• 23 de enero de 2009
es

«…sin decir una palabra abriré mi corazón... lleno de nombres.»

Rommy, misionera en Nápoles, Italia, llega al final de sus catorce meses de misión. A la hora de regresar a Perú, nos comparte un fioretti de lo que aprendió al lado de sus amigos napolitanos.
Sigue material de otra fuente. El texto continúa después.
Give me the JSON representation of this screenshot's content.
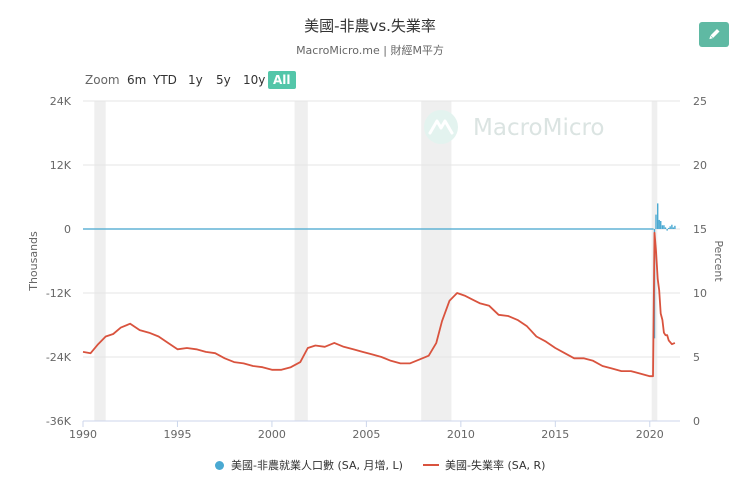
{
  "header": {
    "title": "美國-非農vs.失業率",
    "subtitle": "MacroMicro.me | 財經M平方"
  },
  "toolbar": {
    "zoom_label": "Zoom",
    "zoom_options": [
      "6m",
      "YTD",
      "1y",
      "5y",
      "10y",
      "All"
    ],
    "active_zoom": "All",
    "edit_icon": "pencil-icon"
  },
  "watermark": "MacroMicro",
  "chart_data": {
    "type": "line",
    "xlabel": "",
    "x_ticks": [
      "1990",
      "1995",
      "2000",
      "2005",
      "2010",
      "2015",
      "2020"
    ],
    "x_range": [
      1990,
      2021.6
    ],
    "y_left": {
      "label": "Thousands",
      "ticks": [
        "24K",
        "12K",
        "0",
        "-12K",
        "-24K",
        "-36K"
      ],
      "range": [
        -36000,
        24000
      ]
    },
    "y_right": {
      "label": "Percent",
      "ticks": [
        "25",
        "20",
        "15",
        "10",
        "5",
        "0"
      ],
      "range": [
        0,
        25
      ]
    },
    "recessions": [
      [
        1990.6,
        1991.2
      ],
      [
        2001.2,
        2001.9
      ],
      [
        2007.9,
        2009.5
      ],
      [
        2020.1,
        2020.4
      ]
    ],
    "series": [
      {
        "name": "美國-非農就業人口數 (SA, 月增, L)",
        "type": "column",
        "axis": "left",
        "color": "#4aa9d2",
        "x": [
          2020.25,
          2020.33,
          2020.42,
          2020.5,
          2020.58,
          2020.67,
          2020.75,
          2020.83,
          2020.92,
          2021.0,
          2021.08,
          2021.17,
          2021.25,
          2021.33
        ],
        "values": [
          -20500,
          2700,
          4800,
          1700,
          1500,
          700,
          700,
          300,
          -300,
          200,
          500,
          800,
          300,
          600
        ]
      },
      {
        "name": "美國-失業率 (SA, R)",
        "type": "line",
        "axis": "right",
        "color": "#d9533e",
        "x": [
          1990.0,
          1990.4,
          1990.8,
          1991.2,
          1991.6,
          1992.0,
          1992.5,
          1993.0,
          1993.5,
          1994.0,
          1994.5,
          1995.0,
          1995.5,
          1996.0,
          1996.5,
          1997.0,
          1997.5,
          1998.0,
          1998.5,
          1999.0,
          1999.5,
          2000.0,
          2000.5,
          2001.0,
          2001.5,
          2001.9,
          2002.3,
          2002.8,
          2003.3,
          2003.8,
          2004.3,
          2004.8,
          2005.3,
          2005.8,
          2006.3,
          2006.8,
          2007.3,
          2007.8,
          2008.3,
          2008.7,
          2009.0,
          2009.4,
          2009.8,
          2010.2,
          2010.6,
          2011.0,
          2011.5,
          2012.0,
          2012.5,
          2013.0,
          2013.5,
          2014.0,
          2014.5,
          2015.0,
          2015.5,
          2016.0,
          2016.5,
          2017.0,
          2017.5,
          2018.0,
          2018.5,
          2019.0,
          2019.5,
          2020.0,
          2020.17,
          2020.25,
          2020.33,
          2020.42,
          2020.5,
          2020.58,
          2020.67,
          2020.75,
          2020.83,
          2020.92,
          2021.0,
          2021.17,
          2021.33
        ],
        "values": [
          5.4,
          5.3,
          6.0,
          6.6,
          6.8,
          7.3,
          7.6,
          7.1,
          6.9,
          6.6,
          6.1,
          5.6,
          5.7,
          5.6,
          5.4,
          5.3,
          4.9,
          4.6,
          4.5,
          4.3,
          4.2,
          4.0,
          4.0,
          4.2,
          4.6,
          5.7,
          5.9,
          5.8,
          6.1,
          5.8,
          5.6,
          5.4,
          5.2,
          5.0,
          4.7,
          4.5,
          4.5,
          4.8,
          5.1,
          6.1,
          7.8,
          9.4,
          10.0,
          9.8,
          9.5,
          9.2,
          9.0,
          8.3,
          8.2,
          7.9,
          7.4,
          6.6,
          6.2,
          5.7,
          5.3,
          4.9,
          4.9,
          4.7,
          4.3,
          4.1,
          3.9,
          3.9,
          3.7,
          3.5,
          3.5,
          14.7,
          13.3,
          11.1,
          10.2,
          8.4,
          7.9,
          6.9,
          6.7,
          6.7,
          6.3,
          6.0,
          6.1
        ]
      }
    ],
    "legend_position": "bottom-center"
  }
}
Nunca pensé que en este tiempo fuera capaz de encontrar personas que realmente terminan siendo tus amigos, que te quieren y te aprecian con todo el corazón. Y durante estos catorce meses he encontrado amigos que como dice Padre Thierry de Roucy a lo mejor no volveré a ver con esta cotidianidad pero que de verdad quedan plasmados en mi corazón, como Rosaria nuestra amiga del cuarto piso, compañera de compras y de jaladas en su carro para llevarme al Rosario, al banco o al correo, ella siempre me dice «perua» (para decir peruana). O como Anna y Lelo, la “sucursal Puntos-Corazón”, quienes al verme me dicen «ciao gioia» (hola alegría); o Señora Linda cuando me llama «Rommy Rommy», ella es nuestra «nonna» (abuela) quien siempre nos invitaba a almorzar a su casa y nos daba lo mejor; o Angelo, nuestro cantante, un joven del barrio que con cariño nos decíamos «ciao shemo» (hola tonto) con él y su familia hicimos una linda amistad. O Ciro el esposo de Antonieta que siempre me decía «ti voi a tagliare la cappa» (te voy a cortar la cabeza) porque una vez nos ayudó a llevar a señora Linda al hospital y él estuvo con nosotras todo el día sin comer, desde entonces nos hicimos muy amigos con su familia.